Back at IIT Bombay and shifting focus to rural life, Tata Center Academic Director Chintan Vaishnav and fellow Mark Jeunnette led the students through “Naranpur Express,” a role-playing game that simulated life in an agrarian village. Each “family,” played by a combination of MIT and IITB Fellows, had to manage their resources and survive the droughts, insects, and market forces that impact real Indian farmers.

One student reflected that “the life of a farmer in India is hugely dependent on factors apart from his own hard work and skill.” As the game wore on, they became increasingly invested in the fate of their imaginary family. One participant summed it up: “Being poor is physically stressful.”

Going to the country

After this mega-urban adventure, it was time to see the rural side of India firsthand. The group traveled to the hill station of Mahabaleshwar, a popular summertime destination.

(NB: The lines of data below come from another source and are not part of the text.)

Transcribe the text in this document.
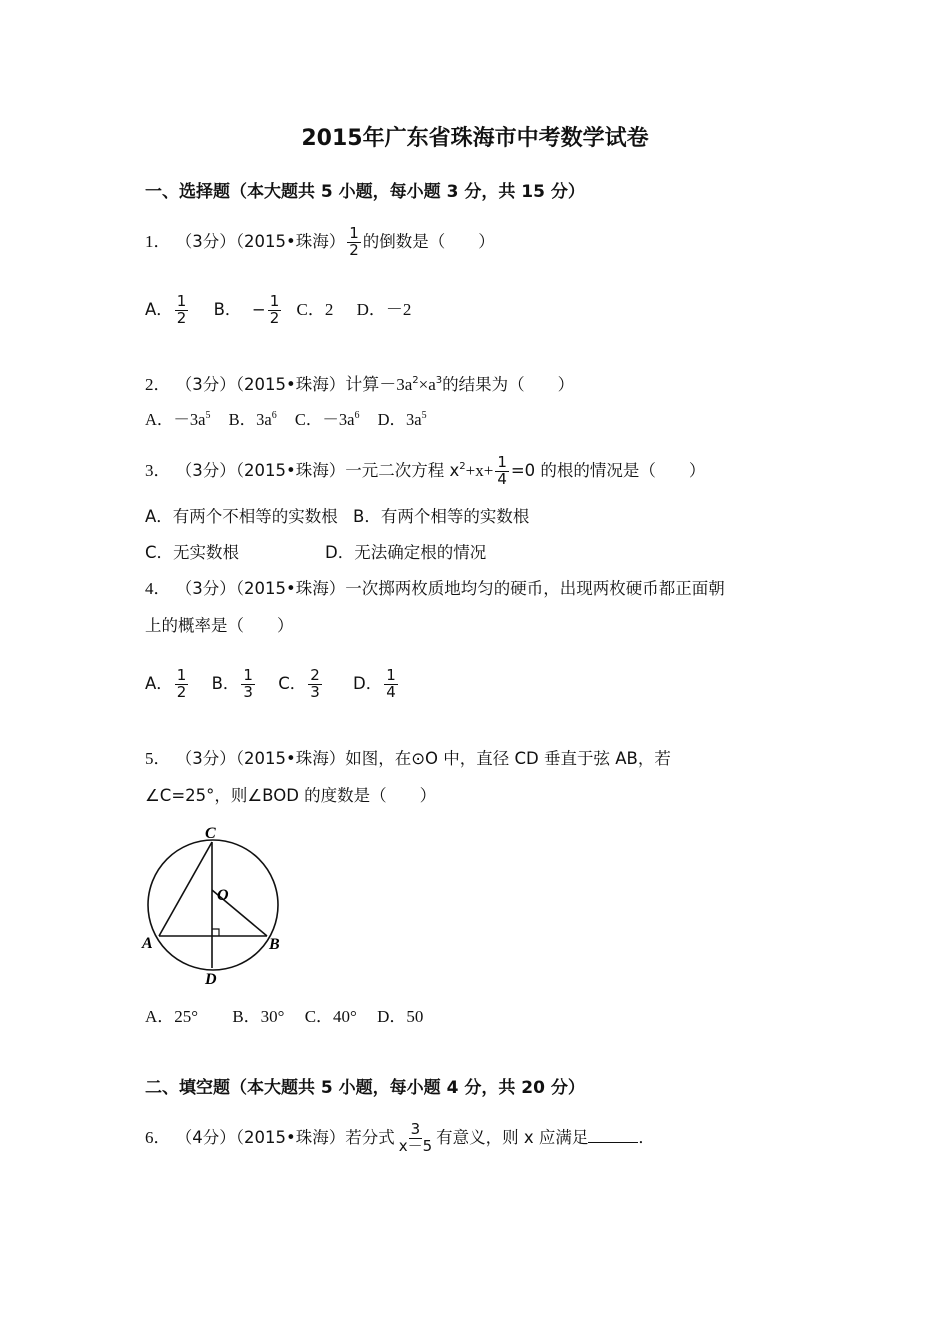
2015年广东省珠海市中考数学试卷
一、选择题（本大题共 5 小题，每小题 3 分，共 15 分）
1． （3分）（2015•珠海） $\frac{1}{2}$ 的倒数是（　　）
A． $\frac{1}{2}$ B． − $\frac{1}{2}$ C．2 D．－2
2． （3分）（2015•珠海）计算$-3a^2\times a^3$的结果为（　　）
A．$-3a^5$ B．$3a^6$ C．$-3a^6$ D．$3a^5$
3． （3分）（2015•珠海）一元二次方程 $x^2+x+ \frac{1}{4} =0$ 的根的情况是（　　）
A．有两个不相等的实数根 B．有两个相等的实数根
C．无实数根	D．无法确定根的情况
4． （3分）（2015•珠海）一次掷两枚质地均匀的硬币，出现两枚硬币都正面朝
上的概率是（　　）
A． $\frac{1}{2}$ B． $\frac{1}{3}$ C． $\frac{2}{3}$ D． $\frac{1}{4}$
5． （3分）（2015•珠海）如图，在⊙O 中，直径 CD 垂直于弦 AB，若
∠C=25°，则∠BOD 的度数是（　　）
C
O
A	B
D
A．25° B．30° C．40° D．50
二、填空题（本大题共 5 小题，每小题 4 分，共 20 分）
6． （4分）（2015•珠海）若分式 $\frac{3}{x-5}$ 有意义，则 x 应满足	．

Now, with the monsoon in full swing, it was mostly empty and mired in an eerie, otherworldly fog. Below lay a wide green valley marked by waterfalls, rice paddies, and clustered villages — discernable on the few occasions the mist lifted.

In nearby Satara district, the group toured villages and asked questions about the local economy and infrastructure. According to Hanumara, “this led to discussions on urban migration and the sustainability of villages,” a connection to Dharavi, where many rural migrants go to find work.

Agricultural productivity varied widely from village to village. Some were naturally rain-fed and appeared relatively prosperous, while others, just a short distance away, were parched and struggling even in the rainy season. The unequal distribution of resources — natural, economic, and social — was apparent.

Orientation concluded back in Mumbai, in the historic Colaba neighborhood at the city’s southern tip. Here the students finally had time to gather their thoughts about the last few days before heading off to their individual research locations around India.

Said Hanumara, “It’s impossible to introduce India in a week. But the fellows now understand that the complexity of these problems needs to be handled with extreme care, and all potential solutions are interconnected. We have an immense scope to positively impact people’s lives.”